A report published by a local news agency claimed that Bangladesh Bank denied Pathao to launch a Closed Payment Service. In a statement, Pathao Co-founder, Hussain M. Elius said that "We had faced a problem as we started the service as a closed wallet. We will turn the service into an open wallet in the future by fulfilling all the [regulations] and conditions."

=== Regulations ===
Bangladesh Road & Transport Authority (BRTA) declared Ride Sharing Services illegal in Bangladesh due to conflicts with Bangladesh Motor Vehicles Act. Pathao along with several local Ride-sharing services petitioned against the rule and later lobbied the government to formulate a draft bill to allow operations of Ride-sharing services.
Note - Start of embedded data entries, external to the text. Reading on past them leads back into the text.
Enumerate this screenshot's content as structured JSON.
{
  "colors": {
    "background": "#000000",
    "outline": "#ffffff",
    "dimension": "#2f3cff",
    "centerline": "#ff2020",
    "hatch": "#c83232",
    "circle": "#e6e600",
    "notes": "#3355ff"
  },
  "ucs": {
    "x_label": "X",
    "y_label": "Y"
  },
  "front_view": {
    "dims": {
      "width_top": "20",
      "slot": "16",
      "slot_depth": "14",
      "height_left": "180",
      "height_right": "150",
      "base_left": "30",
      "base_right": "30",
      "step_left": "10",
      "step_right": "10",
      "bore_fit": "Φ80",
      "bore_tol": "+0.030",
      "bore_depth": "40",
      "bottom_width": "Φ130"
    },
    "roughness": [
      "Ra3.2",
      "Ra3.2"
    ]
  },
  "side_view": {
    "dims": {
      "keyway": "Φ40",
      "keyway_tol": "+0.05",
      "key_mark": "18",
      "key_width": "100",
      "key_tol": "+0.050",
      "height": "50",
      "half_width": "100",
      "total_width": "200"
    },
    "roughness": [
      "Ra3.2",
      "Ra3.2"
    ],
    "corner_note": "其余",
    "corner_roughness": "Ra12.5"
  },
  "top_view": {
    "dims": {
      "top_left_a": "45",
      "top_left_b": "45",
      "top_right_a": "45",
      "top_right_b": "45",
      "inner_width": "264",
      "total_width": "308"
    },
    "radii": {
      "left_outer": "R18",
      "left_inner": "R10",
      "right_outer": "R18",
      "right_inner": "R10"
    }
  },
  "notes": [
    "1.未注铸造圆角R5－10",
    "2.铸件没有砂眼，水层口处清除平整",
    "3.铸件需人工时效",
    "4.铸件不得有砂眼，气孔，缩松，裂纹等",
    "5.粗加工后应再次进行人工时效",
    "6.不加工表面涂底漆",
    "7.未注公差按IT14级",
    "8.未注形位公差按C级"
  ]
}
The services remained open to the public and on 3 December 2017, the BRTA formulated a guideline for Ride-sharing services. Most of the Ride-sharing services including Pathao was given Operation License in February 2018. On 3 December, Pathao became the first major ride-sharing service in Bangladesh to get enlistment certificate from Bangladesh Road & Transport Authority (BRTA).